To get approval for his concept of units comprised of the finest marksmen in the Union, armed with the finest long-range rifles, Berdan invited President Lincoln to his training grounds outside the Capital and gave the president the opportunity to test fire the Sharps breechloader. That tableau would make a wonderful subject for Gallon or one of the other Civil War artists now working. It would also make a great Civil War News card.

In doing my research I read tales of the sharpshooters' prowess with the rapid-firing Model 1859 Sharps, including reported kills at 1,000 or 1,500 yards. 

To be accepted as a volunteer in Berdan's unit, a soldier had to place 10 out of 10 shots into a 10-inch target at 200 yards from his choice of firing position. He also had to put 10 out of 10 shots into a five-inch target at 100 yards, firing off-hand,

At the beginning of the war, members of the sharpshooters were invited to bring their own weapons on the promise -- fulfilled only sporadically -- of a $60 allowance from the army. When the impossible logistics of supplying ammunition for a wide variety of rifles became apparent the troops were first provided with Colt five-shot revolving rifles. These were, in turn, replaced by a specialized version of the .52 caliber Sharps rifle -- to the great relief of the sharpshooters.

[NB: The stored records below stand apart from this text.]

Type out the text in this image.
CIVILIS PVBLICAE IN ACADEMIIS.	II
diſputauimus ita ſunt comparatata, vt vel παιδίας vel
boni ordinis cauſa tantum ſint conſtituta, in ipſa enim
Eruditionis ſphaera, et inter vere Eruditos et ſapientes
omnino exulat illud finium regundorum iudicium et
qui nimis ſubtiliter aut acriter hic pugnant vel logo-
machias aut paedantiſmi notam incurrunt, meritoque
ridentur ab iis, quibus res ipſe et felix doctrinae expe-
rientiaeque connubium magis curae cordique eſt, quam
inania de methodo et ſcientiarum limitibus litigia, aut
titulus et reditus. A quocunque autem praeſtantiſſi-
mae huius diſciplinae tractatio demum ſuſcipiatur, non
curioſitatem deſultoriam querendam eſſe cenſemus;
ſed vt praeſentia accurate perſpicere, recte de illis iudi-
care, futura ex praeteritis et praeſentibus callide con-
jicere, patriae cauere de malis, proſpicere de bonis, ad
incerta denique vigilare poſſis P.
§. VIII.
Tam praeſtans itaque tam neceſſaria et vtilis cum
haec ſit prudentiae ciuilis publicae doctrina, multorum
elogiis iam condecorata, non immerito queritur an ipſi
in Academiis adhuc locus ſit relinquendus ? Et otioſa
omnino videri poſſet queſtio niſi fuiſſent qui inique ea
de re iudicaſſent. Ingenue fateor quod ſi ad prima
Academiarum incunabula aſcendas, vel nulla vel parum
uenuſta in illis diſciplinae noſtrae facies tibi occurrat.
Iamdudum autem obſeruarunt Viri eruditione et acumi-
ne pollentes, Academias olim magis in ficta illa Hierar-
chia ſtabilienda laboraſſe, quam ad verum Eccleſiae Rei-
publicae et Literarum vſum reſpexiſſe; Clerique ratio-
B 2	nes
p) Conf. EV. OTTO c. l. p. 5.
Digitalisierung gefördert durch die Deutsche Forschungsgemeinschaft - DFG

While the soldiers carried the Sharps into battle, they were usually followed by a wagon carrying state of the art target rifles, some weighing as much as 30 pounds, equipped with telescopic sights.

"A Good Shot" by Dale Gallon.

Gallon has done another painting of Berdan's sharpshooters employing such a long-range weapon. It's titled "A Good Shot".

If you like my Civil War News custom cards, I'm sure you'd enjoy seeing more of Dale Gallon's art. You can find his web site at: Dale Gallon's website . When I finally get to Gettysburg, I'm going to make it a point to visit Gallon's studio there.

As I've said before, because the front of my card is basically lifted wholesale from Gallon's painting, I won't be offering examples for sale. 

At this point I don't have any further Civil War News customs on the drawing board, but that could change at any time.